Elle le conduisit dans ce sanctum sanctorum dont le soin faisait son occupation journalière. Morton, en y entrant, fut grondé parce qu’il n’avait pas essuyé ses pieds. Il se rappela qu’étant enfant, il éprouvait un respect religieux lorsque, dans de grandes occasions, on lui permettait d’entrer un instant dans ce salon. Deux objets cependant, les portraits de deux frères lui firent éprouver des sensations opposées. L’un représentait son père, couvert d’une armure complète, dans une attitude qui indiquait son caractère mâle et déterminé ; l’autre représentait son oncle : revêtu d’un habit de velours, avec des manchettes et un jabot de dentelles, Milnwood paraissait honteux et surpris de sa parure, quoiqu’il ne la dût qu’à la libéralité du peintre.

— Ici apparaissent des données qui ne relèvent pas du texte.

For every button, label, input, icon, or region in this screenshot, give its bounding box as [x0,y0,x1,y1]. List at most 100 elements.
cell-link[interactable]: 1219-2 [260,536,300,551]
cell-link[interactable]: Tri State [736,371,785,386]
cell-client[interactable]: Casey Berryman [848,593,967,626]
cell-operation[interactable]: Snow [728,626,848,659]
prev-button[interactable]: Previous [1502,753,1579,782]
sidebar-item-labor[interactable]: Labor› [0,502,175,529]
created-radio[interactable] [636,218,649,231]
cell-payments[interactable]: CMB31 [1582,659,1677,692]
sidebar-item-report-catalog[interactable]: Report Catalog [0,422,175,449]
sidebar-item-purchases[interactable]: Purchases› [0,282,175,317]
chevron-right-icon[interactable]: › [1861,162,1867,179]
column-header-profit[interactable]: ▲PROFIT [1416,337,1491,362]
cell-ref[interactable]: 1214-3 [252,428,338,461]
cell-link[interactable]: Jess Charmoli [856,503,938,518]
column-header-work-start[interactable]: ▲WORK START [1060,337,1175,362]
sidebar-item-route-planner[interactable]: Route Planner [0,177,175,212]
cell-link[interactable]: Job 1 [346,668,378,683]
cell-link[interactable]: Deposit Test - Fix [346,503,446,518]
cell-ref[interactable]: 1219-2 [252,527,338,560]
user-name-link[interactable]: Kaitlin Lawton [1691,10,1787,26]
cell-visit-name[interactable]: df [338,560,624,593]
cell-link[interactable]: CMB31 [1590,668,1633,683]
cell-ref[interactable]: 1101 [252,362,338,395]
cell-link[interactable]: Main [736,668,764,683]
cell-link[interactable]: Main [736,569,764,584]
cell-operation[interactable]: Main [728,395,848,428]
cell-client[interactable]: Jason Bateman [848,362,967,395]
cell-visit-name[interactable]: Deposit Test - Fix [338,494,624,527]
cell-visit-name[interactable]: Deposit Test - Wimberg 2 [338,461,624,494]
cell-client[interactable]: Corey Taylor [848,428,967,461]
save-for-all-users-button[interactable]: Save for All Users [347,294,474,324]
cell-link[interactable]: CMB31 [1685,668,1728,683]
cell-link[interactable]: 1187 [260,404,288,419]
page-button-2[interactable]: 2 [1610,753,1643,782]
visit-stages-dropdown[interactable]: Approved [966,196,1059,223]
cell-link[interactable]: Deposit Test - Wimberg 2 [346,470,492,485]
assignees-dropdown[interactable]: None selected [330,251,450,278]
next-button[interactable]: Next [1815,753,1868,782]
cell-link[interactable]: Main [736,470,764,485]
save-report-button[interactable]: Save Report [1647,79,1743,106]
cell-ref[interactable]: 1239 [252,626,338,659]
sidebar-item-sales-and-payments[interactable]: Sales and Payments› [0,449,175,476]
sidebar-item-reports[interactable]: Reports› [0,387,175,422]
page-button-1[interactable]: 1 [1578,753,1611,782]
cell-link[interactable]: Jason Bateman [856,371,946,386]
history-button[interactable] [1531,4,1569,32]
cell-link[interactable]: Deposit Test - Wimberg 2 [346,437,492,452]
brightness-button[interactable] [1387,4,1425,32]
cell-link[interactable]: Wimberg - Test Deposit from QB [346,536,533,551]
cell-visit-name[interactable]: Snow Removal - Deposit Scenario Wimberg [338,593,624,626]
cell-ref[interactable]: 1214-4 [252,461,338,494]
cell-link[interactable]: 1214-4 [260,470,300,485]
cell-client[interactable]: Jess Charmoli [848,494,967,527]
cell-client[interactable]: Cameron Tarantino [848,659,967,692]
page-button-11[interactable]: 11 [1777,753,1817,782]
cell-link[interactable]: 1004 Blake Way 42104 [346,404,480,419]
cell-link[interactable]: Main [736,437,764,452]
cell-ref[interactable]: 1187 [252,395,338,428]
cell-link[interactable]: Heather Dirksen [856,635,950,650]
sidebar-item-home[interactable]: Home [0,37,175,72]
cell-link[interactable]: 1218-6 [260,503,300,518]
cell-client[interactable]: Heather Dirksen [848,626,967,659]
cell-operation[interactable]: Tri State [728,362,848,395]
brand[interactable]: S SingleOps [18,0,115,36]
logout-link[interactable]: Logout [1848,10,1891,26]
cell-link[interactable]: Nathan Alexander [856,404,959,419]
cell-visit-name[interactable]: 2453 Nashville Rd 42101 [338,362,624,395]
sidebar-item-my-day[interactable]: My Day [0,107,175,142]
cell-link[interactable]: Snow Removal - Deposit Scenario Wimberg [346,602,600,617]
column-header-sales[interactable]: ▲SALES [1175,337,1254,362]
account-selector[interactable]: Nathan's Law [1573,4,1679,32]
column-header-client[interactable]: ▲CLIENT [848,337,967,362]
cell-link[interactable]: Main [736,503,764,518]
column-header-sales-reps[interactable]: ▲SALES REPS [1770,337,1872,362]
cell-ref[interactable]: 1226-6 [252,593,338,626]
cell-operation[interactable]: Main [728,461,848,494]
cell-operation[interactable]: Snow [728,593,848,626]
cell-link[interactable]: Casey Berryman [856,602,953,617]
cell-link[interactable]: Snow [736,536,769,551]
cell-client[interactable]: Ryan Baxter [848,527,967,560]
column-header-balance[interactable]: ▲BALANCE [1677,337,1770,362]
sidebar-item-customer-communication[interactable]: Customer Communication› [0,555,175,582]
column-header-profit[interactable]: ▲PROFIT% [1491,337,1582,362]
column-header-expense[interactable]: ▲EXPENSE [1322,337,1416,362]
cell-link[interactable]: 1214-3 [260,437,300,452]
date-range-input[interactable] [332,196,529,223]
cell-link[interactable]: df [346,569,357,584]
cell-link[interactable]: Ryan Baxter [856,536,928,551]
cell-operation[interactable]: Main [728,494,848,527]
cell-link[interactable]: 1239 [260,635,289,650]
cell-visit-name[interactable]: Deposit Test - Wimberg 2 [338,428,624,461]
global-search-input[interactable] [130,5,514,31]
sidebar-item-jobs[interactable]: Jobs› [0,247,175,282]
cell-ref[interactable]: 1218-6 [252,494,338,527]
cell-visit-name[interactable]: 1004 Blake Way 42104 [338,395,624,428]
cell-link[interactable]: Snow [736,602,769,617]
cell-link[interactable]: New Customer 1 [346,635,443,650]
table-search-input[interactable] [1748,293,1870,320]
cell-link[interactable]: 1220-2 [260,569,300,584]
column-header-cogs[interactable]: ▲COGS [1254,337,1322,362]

— C’est une singulière idée, dit Alison, d’avoir donné à ce pauvre cher homme un si bel habit, et tel qu’il n’en a jamais porté.

Morton ne put s’empêcher de partager cette opinion ; car un habit habillé n’aurait pas convenu à la tournure gauche et ridicule du défunt.

Il quitta Alison pour aller visiter le parc et les jardins, et elle profita de cet intervalle pour ajouter quelque chose au dîner.

Mistress Wilson assaisonna le repas de souvenirs du bon vieux temps et de projets pour l’avenir, représentant toujours Henry comme le maître du château, et se peignant elle-même comme remplissant avec zèle et dextérité ses anciennes fonctions. Morton laissa la bonne femme s’amuser à bâtir des châteaux en l’air, et se réserva de lui faire part dans un autre moment de la résolution qu’il avait formée de retourner sur le continent et d’y finir ses jours.

Le repas terminé, il alla quitter son costume militaire, pour y substituer un pourpoint et un manteau gris qu’il portait jadis et qu’Alison avait soigneusement conservés dans le tiroir d’une commode. Il ne garda que son épée et ses pistolets.

Quand Morton parut devant mistress Wilson sous cet ancien costume, elle s’écria qu’il lui allait à merveille.

Morton l’interrompit pour lui annoncer qu’il était obligé de se remettre en route. Ce fut un coup qu’elle eut peine à supporter.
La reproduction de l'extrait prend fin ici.